16/10/13

La amenaza de la ultraderecha en el 12 O



En el Colegio Príncipes de Asturias, Quijorna.
Toda crisis capitalista implica una polarización social. La crisis significa un empobrecimiento general de la población que una minoría, muy minoría, aprovecha para enriquecerse aún más y concentrar más poder político y económico. La crisis agudiza la lucha entre las clases.
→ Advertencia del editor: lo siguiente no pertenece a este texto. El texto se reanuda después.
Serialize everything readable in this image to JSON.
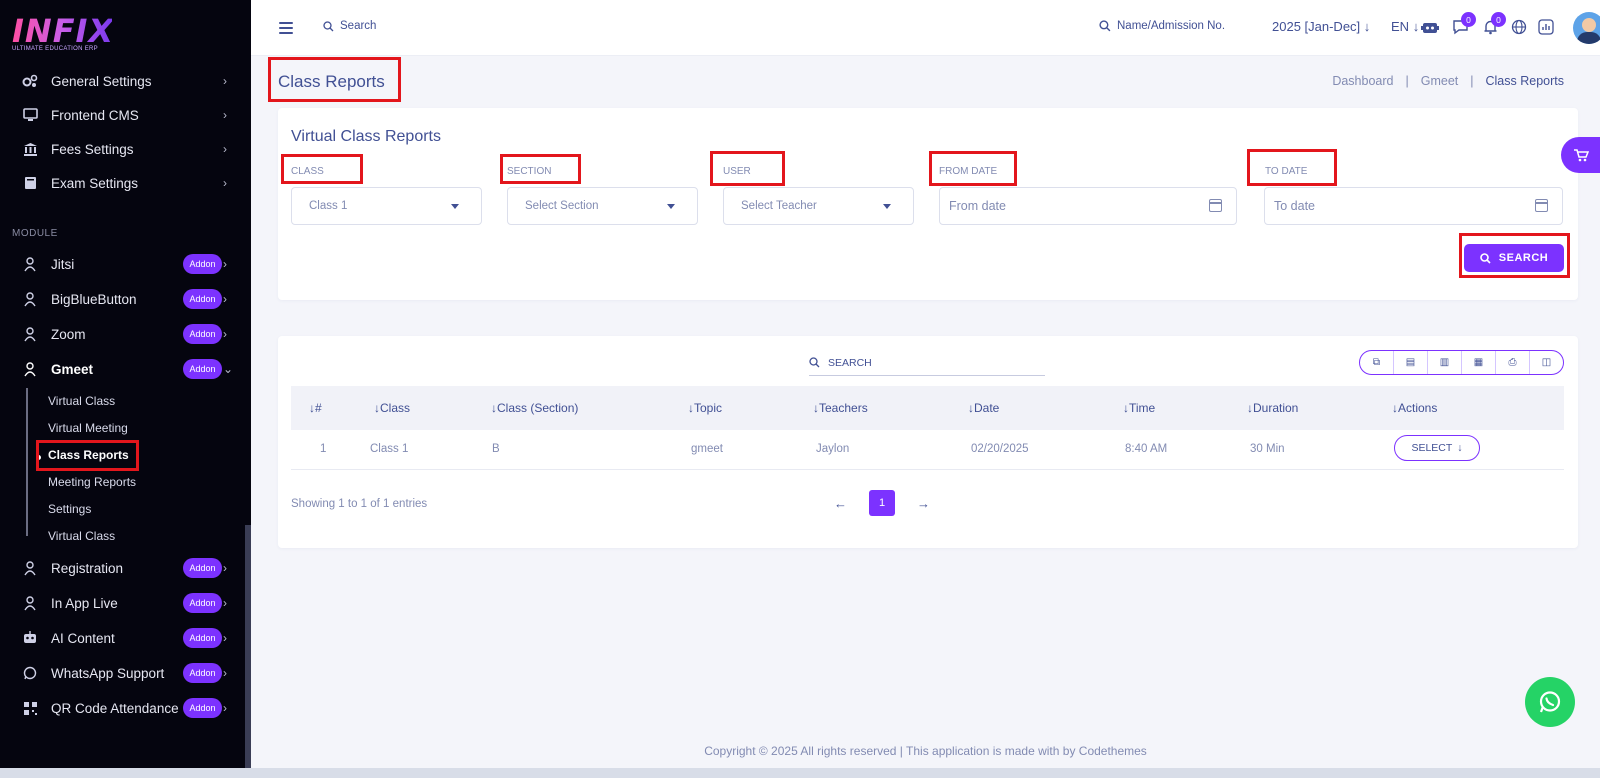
{
  "brand": {
    "logo_text": "INFIX",
    "tagline": "ULTIMATE EDUCATION ERP"
  },
  "sidebar": {
    "items_top": [
      {
        "label": "General Settings",
        "icon": "gears-icon"
      },
      {
        "label": "Frontend CMS",
        "icon": "monitor-icon"
      },
      {
        "label": "Fees Settings",
        "icon": "bank-icon"
      },
      {
        "label": "Exam Settings",
        "icon": "book-icon"
      }
    ],
    "module_label": "MODULE",
    "modules": [
      {
        "label": "Jitsi",
        "badge": "Addon"
      },
      {
        "label": "BigBlueButton",
        "badge": "Addon"
      },
      {
        "label": "Zoom",
        "badge": "Addon"
      },
      {
        "label": "Gmeet",
        "badge": "Addon"
      }
    ],
    "gmeet_sub": [
      "Virtual Class",
      "Virtual Meeting",
      "Class Reports",
      "Meeting Reports",
      "Settings",
      "Virtual Class"
    ],
    "modules_bottom": [
      {
        "label": "Registration",
        "badge": "Addon"
      },
      {
        "label": "In App Live",
        "badge": "Addon"
      },
      {
        "label": "AI Content",
        "badge": "Addon"
      },
      {
        "label": "WhatsApp Support",
        "badge": "Addon"
      },
      {
        "label": "QR Code Attendance",
        "badge": "Addon"
      }
    ]
  },
  "topbar": {
    "search_label": "Search",
    "name_search_label": "Name/Admission No.",
    "year": "2025 [Jan-Dec]",
    "lang": "EN",
    "chat_count": "0",
    "notif_count": "0"
  },
  "page": {
    "title": "Class Reports",
    "breadcrumb": [
      "Dashboard",
      "Gmeet",
      "Class Reports"
    ]
  },
  "filters": {
    "card_title": "Virtual Class Reports",
    "class_label": "CLASS",
    "class_value": "Class 1",
    "section_label": "SECTION",
    "section_placeholder": "Select Section",
    "user_label": "USER",
    "user_placeholder": "Select Teacher",
    "from_label": "FROM DATE",
    "from_placeholder": "From date",
    "to_label": "TO DATE",
    "to_placeholder": "To date",
    "search_button": "SEARCH"
  },
  "table": {
    "search_label": "SEARCH",
    "columns": [
      "#",
      "Class",
      "Class (Section)",
      "Topic",
      "Teachers",
      "Date",
      "Time",
      "Duration",
      "Actions"
    ],
    "rows": [
      {
        "no": "1",
        "class": "Class 1",
        "section": "B",
        "topic": "gmeet",
        "teacher": "Jaylon",
        "date": "02/20/2025",
        "time": "8:40 AM",
        "duration": "30 Min",
        "action": "SELECT"
      }
    ],
    "showing": "Showing 1 to 1 of 1 entries",
    "current_page": "1"
  },
  "footer": {
    "text": "Copyright © 2025 All rights reserved | This application is made with by Codethemes"
  },
  "colors": {
    "accent": "#7c32ff",
    "sidebar_bg": "#05050f",
    "text_primary": "#415094",
    "highlight": "#e3161c",
    "whatsapp": "#25d366"
  }
}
Los de abajo tienen que luchar para defenderse, para proteger sus derechos o impedir que se les arrebaten, y entonces los capitalistas empiezan a ponerse nerviosos y buscan medios para desviar la atención de las masas trabajadoras desesperadas por el paro o la miseria. Uno de ellos es desviar la atención hacia la gente emigrada, haciéndoles culpables de la crisis, acusándoles de la inseguridad, de la situación de los barrios o incluso de la mala calidad de la enseñanza o de los abusos en la sanidad… creando así un ambiente de enfrentamiento entre la gente trabajadora, racismo y xenofobia frente a los inmigrantes. Este es el caldo de cultivo del que se aprovechan formaciones políticas de extrema derecha. Y la situación no deja de ser preocupante. Hay encuestas que reflejan que el Frente Nacional de Francia sería el primer partido del país. Amanecer Dorado en Grecia basa sus propuestas frente a la crisis en “primero los griegos”, lema que la extrema derecha propaga por toda Europa. En otros países las propuestas de la extrema derecha están determinando posiciones de partidos clásicos de la derecha, temerosos de su pérdida de influencia electoral, e incluso de los socialistas. Recientemente, hasta un mal llamado socialista francés, ministro del Interior, Manuel Valls, ha sido capaz de decir que los rumanos gitanos debían ser expulsados del país, incluso aunque no hubieran cometido ningún delito.  En el Estado español la extrema derecha ha estado durante mucho tiempo agazapada en el Partido Popular, que ya se ocupaba de extender las políticas xenófobas y de defender la “sacrosanta unidad de España”. Pero la potente movilización que en Catalunya exige el derecho a decidir y que está abriendo la posibilidad de una ruptura con el régimen monárquico ha puesto nervioso al Partido Popular y a los poderes del Estado. Y estos, que no otros, han empezado a dar margen a las bandas de la ultraderecha. No es solo una cuestión de Catalunya, afecta a todos los demócratas y a toda la izquierda. Al atropello fascista en la Librería Blanquerna de Madrid el pasado 11 de septiembre hay que sumar no pocos incidentes y ataques a locales de Izquierda Unida, o la feria franquista en el municipio de Quijorna de Madrid, celebrada con el apoyo expreso de la alcaldesa del PP. 
El 12 de Octubre quisieron en Barcelona hacer una demostración. Fue un fracaso. Lo fue la concentración convocada por el PP y Ciutadans, un porcentaje ínfimo comparado con los que se manifestaron en la Vía Catalana el pasado 11 de septiembre.
Más fracaso fue la concentración fascista que apenas llegó a reunir unas 300 personas. Pero  nunca en España los fascistas lograron una movilización de masas, sólo el soporte de los aparatos del Estado les ha permitido disponer de los medios humanos y financieros para cometer sus actos de barbarie. Esto es lo que nos debe alertar ante la polarización de la lucha de clases y del enfrentamiento político. Para responder a esas amenazas el medio es la movilización amplia, unitaria y firme. La defensa y el ejercicio pleno de las libertades, incluyendo el derecho a decidir, es la mejor manera de enfrentarse a la derecha y a la ultraderecha, de generar lazos de solidaridad entre los trabajadores y el pueblo para enfrentarse a la crisis capitalista y levantar una alternativa política favorable al pueblo trabajador. De la Carta La Aurora.